Colorado State Patrol began an experiment this weekend that may make one of our major highways safer and less congested. Patrol cars were lined up on the side of the highway near Silverthorne, ready to enter the flow of traffic heading east. Troopers and officers from the Silverthorne Police Department entered the center lane of eastbound I-70 near Silverthorne. With lights flashing, the patrol cars reduced speeds to 55 to 45 mph, said a spokesman for CDOT.
Patrol cars merged onto the interstate about every 10 minutes.The patrol cars led traffic on the 8.6-mile stretch from Silverthorne to the entrance of the tunnel. When the flow of traffic inside the tunnel reached 18 to 19 cars per minute — about 1,100 cars per hour — another car was deployed.

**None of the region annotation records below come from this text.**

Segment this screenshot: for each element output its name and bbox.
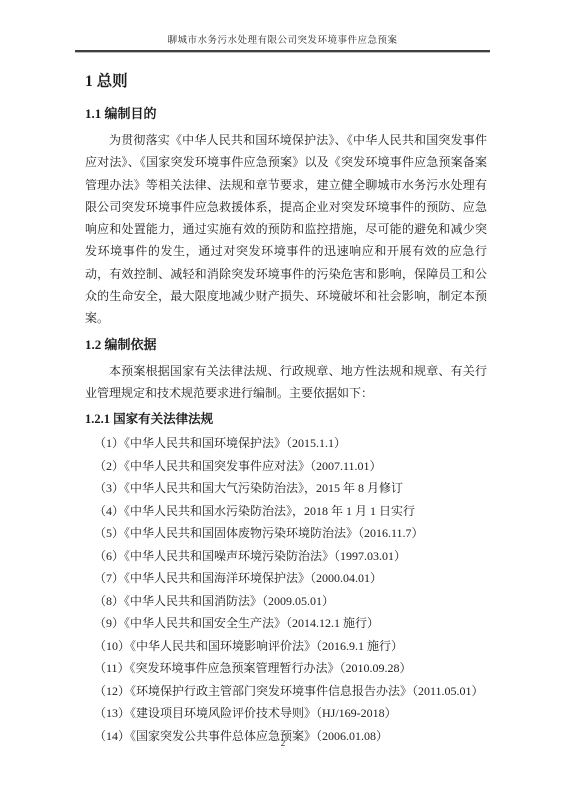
law-list-item: （10）《中华人民共和国环境影响评价法》（2016.9.1 施行） [94, 635, 487, 658]
law-list-item: （9）《中华人民共和国安全生产法》（2014.12.1 施行） [94, 612, 487, 635]
law-list-item: （4）《中华人民共和国水污染防治法》，2018 年 1 月 1 日实行 [94, 500, 487, 523]
header-rule [75, 50, 490, 53]
heading-1-general-rules: 1 总则 [85, 72, 487, 92]
law-list-item: （7）《中华人民共和国海洋环境保护法》（2000.04.01） [94, 567, 487, 590]
document-page: 聊城市水务污水处理有限公司突发环境事件应急预案 1 总则 1.1 编制目的 为贯… [0, 0, 566, 800]
law-list-item: （6）《中华人民共和国噪声环境污染防治法》（1997.03.01） [94, 545, 487, 568]
law-list: （1）《中华人民共和国环境保护法》（2015.1.1） （2）《中华人民共和国突… [85, 432, 487, 747]
paragraph-purpose: 为贯彻落实《中华人民共和国环境保护法》、《中华人民共和国突发事件应对法》、《国家… [85, 129, 487, 330]
paragraph-basis: 本预案根据国家有关法律法规、行政规章、地方性法规和规章、有关行业管理规定和技术规… [85, 360, 487, 405]
page-number: 2 [0, 739, 566, 749]
heading-1-2-1-national-laws: 1.2.1 国家有关法律法规 [85, 410, 487, 428]
law-list-item: （8）《中华人民共和国消防法》（2009.05.01） [94, 590, 487, 613]
law-list-item: （11）《突发环境事件应急预案管理暂行办法》（2010.09.28） [94, 657, 487, 680]
law-list-item: （13）《建设项目环境风险评价技术导则》（HJ/169-2018） [94, 702, 487, 725]
law-list-item: （2）《中华人民共和国突发事件应对法》（2007.11.01） [94, 455, 487, 478]
heading-1-2-basis: 1.2 编制依据 [85, 336, 487, 354]
running-header: 聊城市水务污水处理有限公司突发环境事件应急预案 [75, 32, 490, 46]
page-content: 1 总则 1.1 编制目的 为贯彻落实《中华人民共和国环境保护法》、《中华人民共… [85, 72, 487, 747]
law-list-item: （5）《中华人民共和国固体废物污染环境防治法》（2016.11.7） [94, 522, 487, 545]
heading-1-1-purpose: 1.1 编制目的 [85, 105, 487, 123]
law-list-item: （3）《中华人民共和国大气污染防治法》，2015 年 8 月修订 [94, 477, 487, 500]
law-list-item: （12）《环境保护行政主管部门突发环境事件信息报告办法》（2011.05.01） [94, 680, 487, 703]
law-list-item: （1）《中华人民共和国环境保护法》（2015.1.1） [94, 432, 487, 455]
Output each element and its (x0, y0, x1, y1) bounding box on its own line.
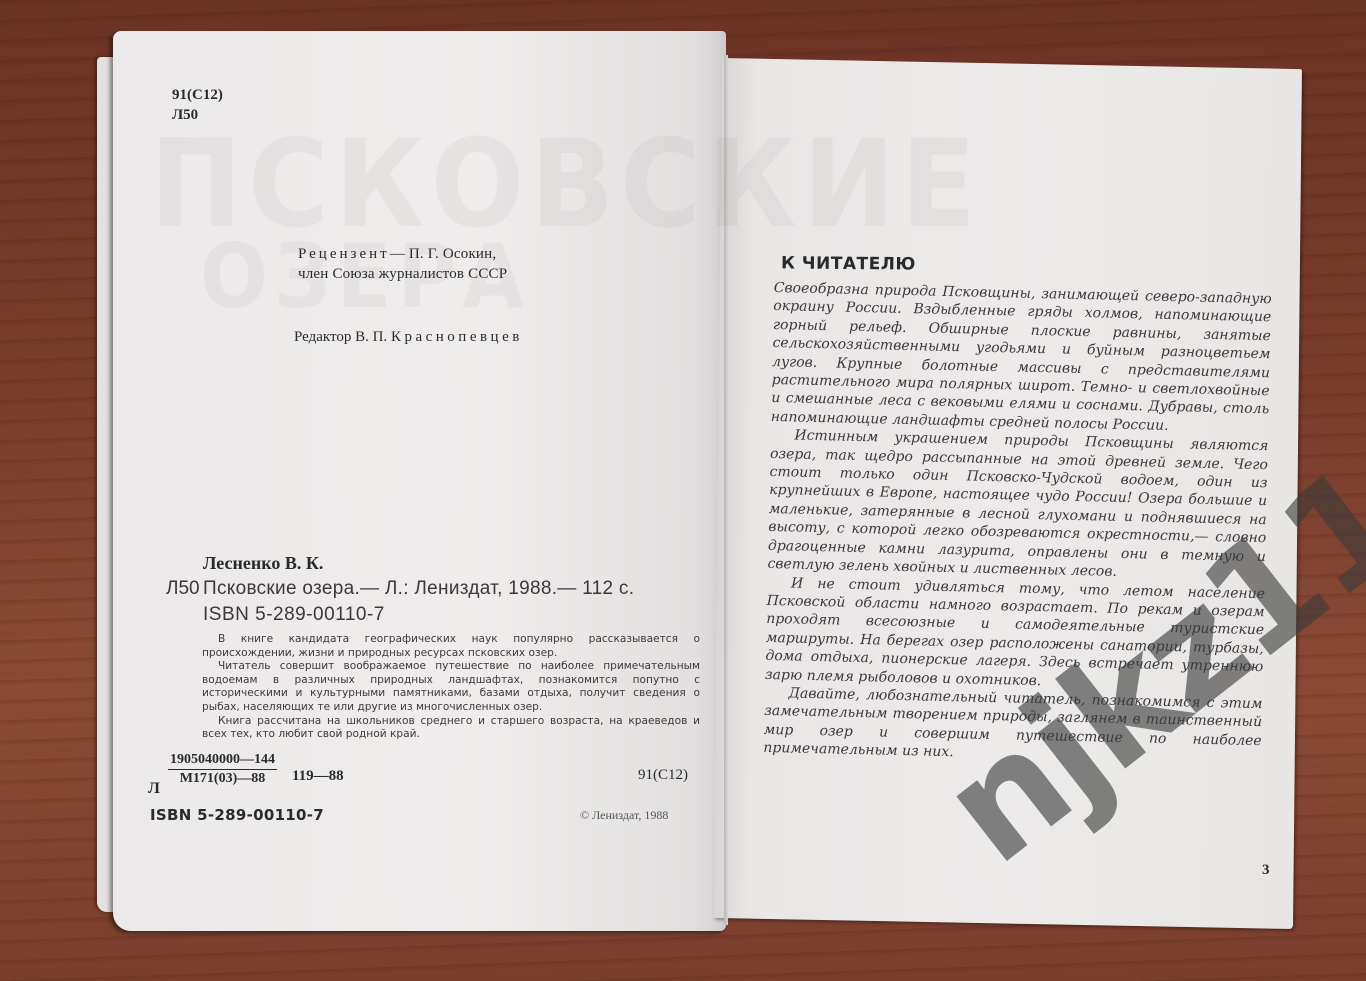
reviewer-title: член Союза журналистов СССР (298, 266, 507, 283)
classification-code: 91(С12) (172, 87, 223, 104)
catalog-bibliographic-line: Псковские озера.— Л.: Лениздат, 1988.— 1… (203, 578, 634, 600)
reviewer-label: Рецензент (298, 246, 390, 262)
foreword-paragraph: Своеобразна природа Псковщины, занимающе… (771, 279, 1272, 438)
foreword-paragraph: Давайте, любознательный читатель, познак… (763, 684, 1263, 769)
author-mark: Л50 (172, 107, 198, 124)
annotation-paragraph: В книге кандидата географических наук по… (202, 633, 700, 660)
imprint-letter: Л (148, 780, 160, 798)
imprint-denominator: М171(03)—88 (168, 770, 277, 787)
foreword-paragraph: Истинным украшением природы Псковщины яв… (767, 426, 1268, 585)
catalog-isbn: ISBN 5-289-00110-7 (203, 604, 385, 626)
catalog-annotation: В книге кандидата географических наук по… (202, 633, 700, 742)
reviewer-name: — П. Г. Осокин, (390, 246, 497, 262)
editor-label: Редактор В. П. (294, 329, 387, 345)
editor-name: Краснопевцев (391, 329, 523, 345)
imprint-order: 119—88 (292, 768, 344, 785)
imprint-classification-code: 91(С12) (638, 767, 688, 784)
page-number: 3 (1262, 862, 1270, 879)
copyright-notice: © Лениздат, 1988 (580, 808, 668, 823)
catalog-author-mark: Л50 (166, 578, 200, 600)
editor-line: Редактор В. П. Краснопевцев (294, 329, 523, 346)
annotation-paragraph: Читатель совершит воображаемое путешеств… (202, 660, 700, 714)
foreword-text: Своеобразна природа Псковщины, занимающе… (763, 279, 1272, 769)
reviewer-line: Рецензент— П. Г. Осокин, (298, 246, 496, 263)
annotation-paragraph: Книга рассчитана на школьников среднего … (202, 715, 700, 742)
imprint-isbn: ISBN 5-289-00110-7 (150, 806, 324, 824)
catalog-author: Лесненко В. К. (203, 553, 323, 574)
foreword-paragraph: И не стоит удивляться тому, что летом на… (765, 573, 1265, 695)
section-heading: К ЧИТАТЕЛЮ (781, 253, 916, 274)
imprint-numerator: 1905040000—144 (168, 752, 277, 770)
imprint-fraction: 1905040000—144 М171(03)—88 (168, 752, 277, 787)
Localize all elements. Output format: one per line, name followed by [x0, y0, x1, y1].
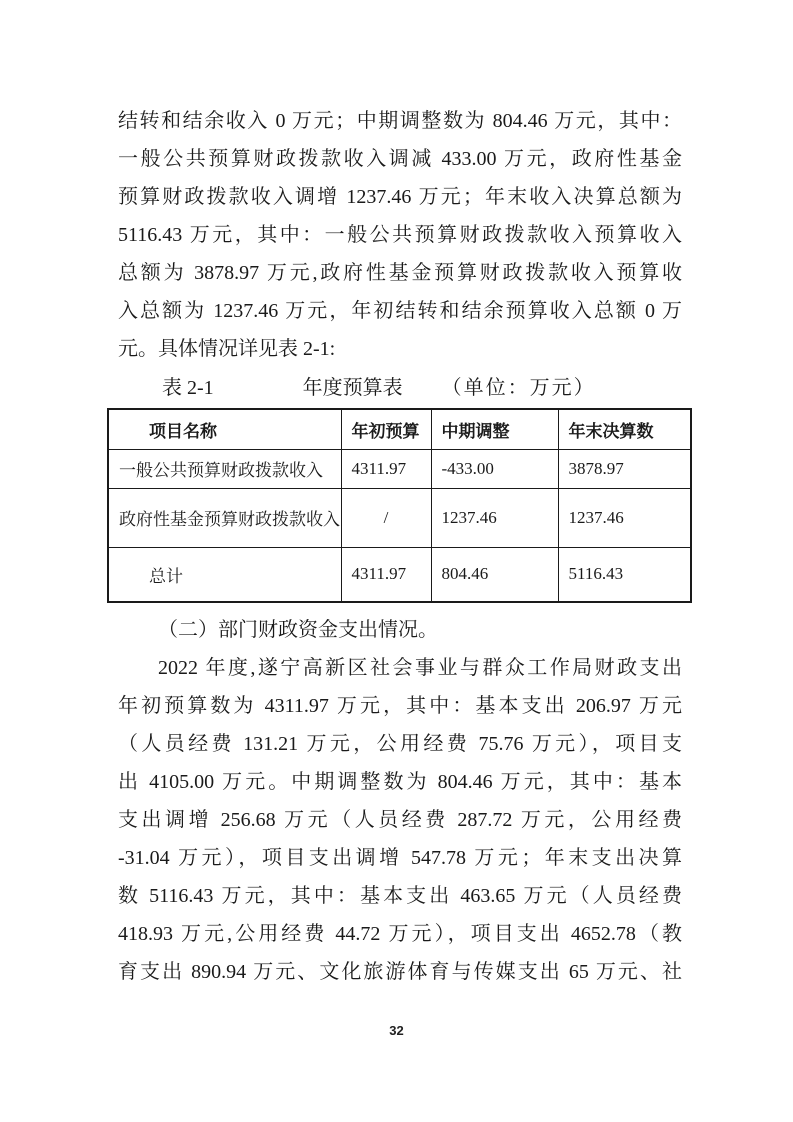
table-cell-item-name: 总计 — [108, 547, 341, 602]
table-cell-value: 1237.46 — [431, 488, 558, 547]
table-caption: 表 2-1 年度预算表 （单位：万元） — [118, 370, 682, 406]
paragraph-line: 418.93 万元,公用经费 44.72 万元），项目支出 4652.78（教 — [118, 915, 682, 953]
table-header-initial-budget: 年初预算 — [341, 409, 431, 449]
paragraph-line: 2022 年度,遂宁高新区社会事业与群众工作局财政支出 — [118, 649, 682, 687]
table-cell-value: 4311.97 — [341, 449, 431, 488]
table-cell-value: -433.00 — [431, 449, 558, 488]
income-paragraph: 结转和结余收入 0 万元；中期调整数为 804.46 万元，其中： 一般公共预算… — [118, 102, 682, 368]
table-cell-value: 4311.97 — [341, 547, 431, 602]
table-header-mid-adjustment: 中期调整 — [431, 409, 558, 449]
table-cell-item-name: 一般公共预算财政拨款收入 — [108, 449, 341, 488]
table-cell-value: / — [341, 488, 431, 547]
table-row: 一般公共预算财政拨款收入 4311.97 -433.00 3878.97 — [108, 449, 691, 488]
table-row: 政府性基金预算财政拨款收入 / 1237.46 1237.46 — [108, 488, 691, 547]
document-page: 结转和结余收入 0 万元；中期调整数为 804.46 万元，其中： 一般公共预算… — [0, 0, 793, 1122]
paragraph-line: 5116.43 万元，其中：一般公共预算财政拨款收入预算收入 — [118, 216, 682, 254]
page-number: 32 — [0, 1023, 793, 1038]
paragraph-line: 预算财政拨款收入调增 1237.46 万元；年末收入决算总额为 — [118, 178, 682, 216]
paragraph-line: 年初预算数为 4311.97 万元，其中：基本支出 206.97 万元 — [118, 687, 682, 725]
paragraph-line: 数 5116.43 万元，其中：基本支出 463.65 万元（人员经费 — [118, 877, 682, 915]
table-caption-unit: （单位：万元） — [442, 377, 596, 399]
paragraph-line: -31.04 万元），项目支出调增 547.78 万元；年末支出决算 — [118, 839, 682, 877]
paragraph-line: 出 4105.00 万元。中期调整数为 804.46 万元，其中：基本 — [118, 763, 682, 801]
table-caption-title: 年度预算表 — [303, 377, 403, 399]
table-cell-item-name: 政府性基金预算财政拨款收入 — [108, 488, 341, 547]
paragraph-line: 元。具体情况详见表 2-1: — [118, 330, 682, 368]
table-caption-label: 表 2-1 — [162, 377, 214, 399]
table-cell-value: 5116.43 — [558, 547, 691, 602]
table-row-total: 总计 4311.97 804.46 5116.43 — [108, 547, 691, 602]
budget-table: 项目名称 年初预算 中期调整 年末决算数 一般公共预算财政拨款收入 4311.9… — [107, 408, 692, 603]
section-heading: （二）部门财政资金支出情况。 — [118, 611, 682, 649]
paragraph-line: 结转和结余收入 0 万元；中期调整数为 804.46 万元，其中： — [118, 102, 682, 140]
paragraph-line: 支出调增 256.68 万元（人员经费 287.72 万元，公用经费 — [118, 801, 682, 839]
table-header-item-name: 项目名称 — [108, 409, 341, 449]
expenditure-paragraph: （二）部门财政资金支出情况。 2022 年度,遂宁高新区社会事业与群众工作局财政… — [118, 611, 682, 991]
table-cell-value: 1237.46 — [558, 488, 691, 547]
paragraph-line: 一般公共预算财政拨款收入调减 433.00 万元，政府性基金 — [118, 140, 682, 178]
paragraph-line: 总额为 3878.97 万元,政府性基金预算财政拨款收入预算收 — [118, 254, 682, 292]
table-header-final-accounts: 年末决算数 — [558, 409, 691, 449]
paragraph-line: 入总额为 1237.46 万元，年初结转和结余预算收入总额 0 万 — [118, 292, 682, 330]
table-header-row: 项目名称 年初预算 中期调整 年末决算数 — [108, 409, 691, 449]
paragraph-line: 育支出 890.94 万元、文化旅游体育与传媒支出 65 万元、社 — [118, 953, 682, 991]
table-cell-value: 804.46 — [431, 547, 558, 602]
paragraph-line: （人员经费 131.21 万元，公用经费 75.76 万元），项目支 — [118, 725, 682, 763]
table-cell-value: 3878.97 — [558, 449, 691, 488]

The pacing exercise is an effort to reduce the number of snarls that leave weekend commuters sitting in traffic on the east end of the Eisenhower Tunnel. If the months-long experiment is successful, it might be possible to stop metering traffic at the tunnel.
Officials chose to start the experiment in August, when the highest number of vehicles pass through the tunnel on the weekends. In addition to traffic counts, pacing is designed to accommodate weather conditions. During the winter months, when ski traffic is predicted to be heavy and inclement weather is expected, pacing can be used to make roadways safer.
Pacing traffic works well when directing vehicles after an accident, and can be successful in easing congestion and reducing accidents. If pacing is implemented this winter, it could be used on holiday weekends including Martin Luther King Jr. Day, Presidents Day and during spring break, and go as far east as Floyd Hill.
A second experiment could be performed in September, when traffic will be controlled as far east as Empire. Speeds and traffic counts from Saturday will be examined, and preliminary results could be released as early as Monday.